The fact is, I grew up with a lot of 80s and 90s cartoons. I love such animation, still do to this day, it brought me a lot of comfort and fun. I felt growing up I had an obligation to help create cartoons such as this to bring happiness and joy to other generations of kids. Just like cartoons had helped me, I wanted to help others. Real life turned out to be more complicated than that; my life took many strange turns, but I keep wondering if I'm doing enough to fulfill that "obligation" I felt I had. An obligation which nobody thrust on me but I still feel its pull on me.

So I thought I'd ask you, a writer and creator of some of those cartoons I loved so much, if you thought I had such a responsibility. When people watch or read your stuff, do you think they've a responsibility to pass it on?

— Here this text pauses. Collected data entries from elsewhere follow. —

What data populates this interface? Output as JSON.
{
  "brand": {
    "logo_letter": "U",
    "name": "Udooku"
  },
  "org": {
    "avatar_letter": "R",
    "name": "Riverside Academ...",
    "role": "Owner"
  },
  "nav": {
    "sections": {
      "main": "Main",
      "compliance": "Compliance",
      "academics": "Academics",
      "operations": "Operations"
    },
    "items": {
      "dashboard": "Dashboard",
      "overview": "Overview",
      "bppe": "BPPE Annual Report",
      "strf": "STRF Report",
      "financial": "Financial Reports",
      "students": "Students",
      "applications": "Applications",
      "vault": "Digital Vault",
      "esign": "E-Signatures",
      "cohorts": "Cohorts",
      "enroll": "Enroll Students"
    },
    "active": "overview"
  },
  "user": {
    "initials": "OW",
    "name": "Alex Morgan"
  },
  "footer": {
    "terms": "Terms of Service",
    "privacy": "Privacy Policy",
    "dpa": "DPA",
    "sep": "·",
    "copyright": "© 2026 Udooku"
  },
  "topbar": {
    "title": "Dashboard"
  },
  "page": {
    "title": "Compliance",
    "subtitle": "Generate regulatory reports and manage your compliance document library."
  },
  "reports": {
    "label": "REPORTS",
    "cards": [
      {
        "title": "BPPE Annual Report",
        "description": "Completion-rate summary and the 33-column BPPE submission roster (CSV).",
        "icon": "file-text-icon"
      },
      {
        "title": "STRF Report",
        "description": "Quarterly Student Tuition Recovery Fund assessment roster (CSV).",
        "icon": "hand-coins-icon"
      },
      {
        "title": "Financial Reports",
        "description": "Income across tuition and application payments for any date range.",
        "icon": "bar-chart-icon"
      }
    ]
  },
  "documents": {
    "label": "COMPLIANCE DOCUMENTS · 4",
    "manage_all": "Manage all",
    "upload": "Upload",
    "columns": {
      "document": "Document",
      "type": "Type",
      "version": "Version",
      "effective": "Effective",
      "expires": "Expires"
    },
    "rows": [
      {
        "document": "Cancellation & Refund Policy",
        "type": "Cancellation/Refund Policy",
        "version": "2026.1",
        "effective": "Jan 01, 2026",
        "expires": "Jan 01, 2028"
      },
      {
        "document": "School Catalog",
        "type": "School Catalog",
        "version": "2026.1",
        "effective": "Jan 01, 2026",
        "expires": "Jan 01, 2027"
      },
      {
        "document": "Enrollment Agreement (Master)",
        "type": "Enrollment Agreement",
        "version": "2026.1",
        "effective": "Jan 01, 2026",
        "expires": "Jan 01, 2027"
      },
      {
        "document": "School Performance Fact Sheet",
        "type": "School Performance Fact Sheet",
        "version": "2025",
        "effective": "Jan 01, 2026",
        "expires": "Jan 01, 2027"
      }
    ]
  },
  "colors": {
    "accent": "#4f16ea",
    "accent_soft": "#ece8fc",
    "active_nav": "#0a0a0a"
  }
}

If you thought my answer would be no, you're right. At least, that's not why I got into the industry. I got in because I thought it would be good for me and I never for a second thought I could create work that would bring a significant amount of joy to a significant number of people. If anything I've done has ever done that, it was an unintended happy consequence. I chose the career I chose to pursue because I couldn't think of anything else I wanted to do or could be any good at.

When you answer the question, "What do you want to be when you grow up?", I think there are two considerations. One is "What do you think you can do that you might be able to succeed at?" If I'd selected being a dancer or a nuclear physicist, I don't think I'd own a house now or be even remotely successful in either profession. I think I'd instead have had to take a job — any job, not necessarily one that appealed to me — just to pay rent and buy groceries. My father had to do that and I saw how he hated it and the resultant ulcer.

That's one consideration. And to me, the other way to answer the question, "What do you want to be when you grow up?" is by asking yourself, "What do you want to be when you grow up?" I wanted to write cartoons and comic books and TV shows and other things but not because I felt any "obligation" to those forms. I did have some gratitude to the people who made them and whenever I have been in a position to express that gratitude and "pay back" those folks I have and still do.

But I didn't start writing comics or anything else for anyone else's benefit but my own. I hope that doesn't sound harsh or selfish. I just never thought I had an obligation to "bring happiness and joy to other generations of kids." I didn't have any particular confidence that I could do that.